Das mit den Stein-Hardenberg’schen Reformen (1807–1815) in Preußen eingeführte Recht auf kommunale Selbstverwaltung erhält nach Gründung der Bundesrepublik Deutschland im Grundgesetz mit Art 28 GG Verfassungsrang. Die Fürsorge selbst ist verfassungsmäßig Gegenstand der konkurrierenden Gesetzgebung, das bedeutet, dass die Länder vorrangig berufen sind, Recht zu setzen, es sei denn, der Bund wird gesetzgeberisch tätig. Mit dem Bundessozialhilfegesetz (BSHG) aus den Jahren 1961/62 und nunmehr mit dem Sozialgesetzbuch XII (SGB XII) Sozialhilfe aus dem Jahr 2003 wurden bundeseinheitliche Regelungen verankert, die von den Bundesländern weiter ausgestaltet werden können und werden und insgesamt von den Kommunen und ihrer Organisationseinheit Sozialamt umgesetzt werden müssen. Der Begriff Sozialamt löste nach Verabschiedung des Bundessozialhilfegesetzes (BSHG) im Jahr 1961/62 vorherige Bezeichnungen ab (Aner und Hammerschmidt 2018, S. 84; Boeckh et al. 2022, S. 9 ff.).
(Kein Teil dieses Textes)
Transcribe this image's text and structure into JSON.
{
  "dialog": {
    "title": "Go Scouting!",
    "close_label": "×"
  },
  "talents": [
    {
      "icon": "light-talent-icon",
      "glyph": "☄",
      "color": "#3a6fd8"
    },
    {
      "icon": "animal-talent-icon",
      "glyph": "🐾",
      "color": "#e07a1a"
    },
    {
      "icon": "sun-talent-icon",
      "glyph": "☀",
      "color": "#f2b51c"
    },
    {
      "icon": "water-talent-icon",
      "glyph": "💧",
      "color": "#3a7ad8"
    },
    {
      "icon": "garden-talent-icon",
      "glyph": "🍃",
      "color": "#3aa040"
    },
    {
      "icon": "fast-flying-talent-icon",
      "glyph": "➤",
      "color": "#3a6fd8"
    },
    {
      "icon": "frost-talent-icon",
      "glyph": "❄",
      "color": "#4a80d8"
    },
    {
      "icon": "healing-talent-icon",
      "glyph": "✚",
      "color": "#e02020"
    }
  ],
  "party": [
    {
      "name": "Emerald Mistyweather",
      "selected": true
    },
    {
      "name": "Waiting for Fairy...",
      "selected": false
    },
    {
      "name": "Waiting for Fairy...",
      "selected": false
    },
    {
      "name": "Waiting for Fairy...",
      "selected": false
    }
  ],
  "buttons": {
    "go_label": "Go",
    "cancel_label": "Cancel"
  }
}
3 Träger und Aufgabenstellung kommunaler Fürsorge
Örtliche Träger der Sozialhilfe sind die kreisfreien Städte und die Kreise. Die Bundesländer bestimmen nach eigenem Recht die überörtlichen Träger (§ 3 SGB XII). Wichtigste Aufgabe des Sozialamtes ist die Gewährung gesetzlich vorgegebener Mindestsicherungsleistungen nach dem SGB XII im Rahmen der Sozialhilfe. Dazu zählen vor allem Hilfen zum Lebensunterhalt (§§ 27 ff. SGB XII), die Förderung von Bildung und Teilhabe (§§ 34, 34a und 34b SGB XII) und Hilfen in besonderen Lebenslagen (§§ 47 ff. SGB XII). Die Länder entscheiden des Weiteren, wer die Leistungsansprüche von geflüchteten Menschen, deren Anträge auf Asyl noch nicht beschieden sind, im Rahmen des Asylbewerberleistungsgesetzes bearbeitet. Auch hiermit werden vorrangig die Kreise und kreisfreien Städte und damit die Sozialämter beauftragt. Die Kommunen sind auch für die Umsetzung des Wohngeldgesetzes und bei Ausfall des Unterhaltsverpflichteten im Rahmen des Unterhaltsvorschussgesetzes zuständig. Die vorliegenden gesetzlichen Regelungen eröffnen neben klaren Festlegungen ein hohes Maß an Ermessensspielräumen (Boeckh et al. 2022, S. 164 ff.).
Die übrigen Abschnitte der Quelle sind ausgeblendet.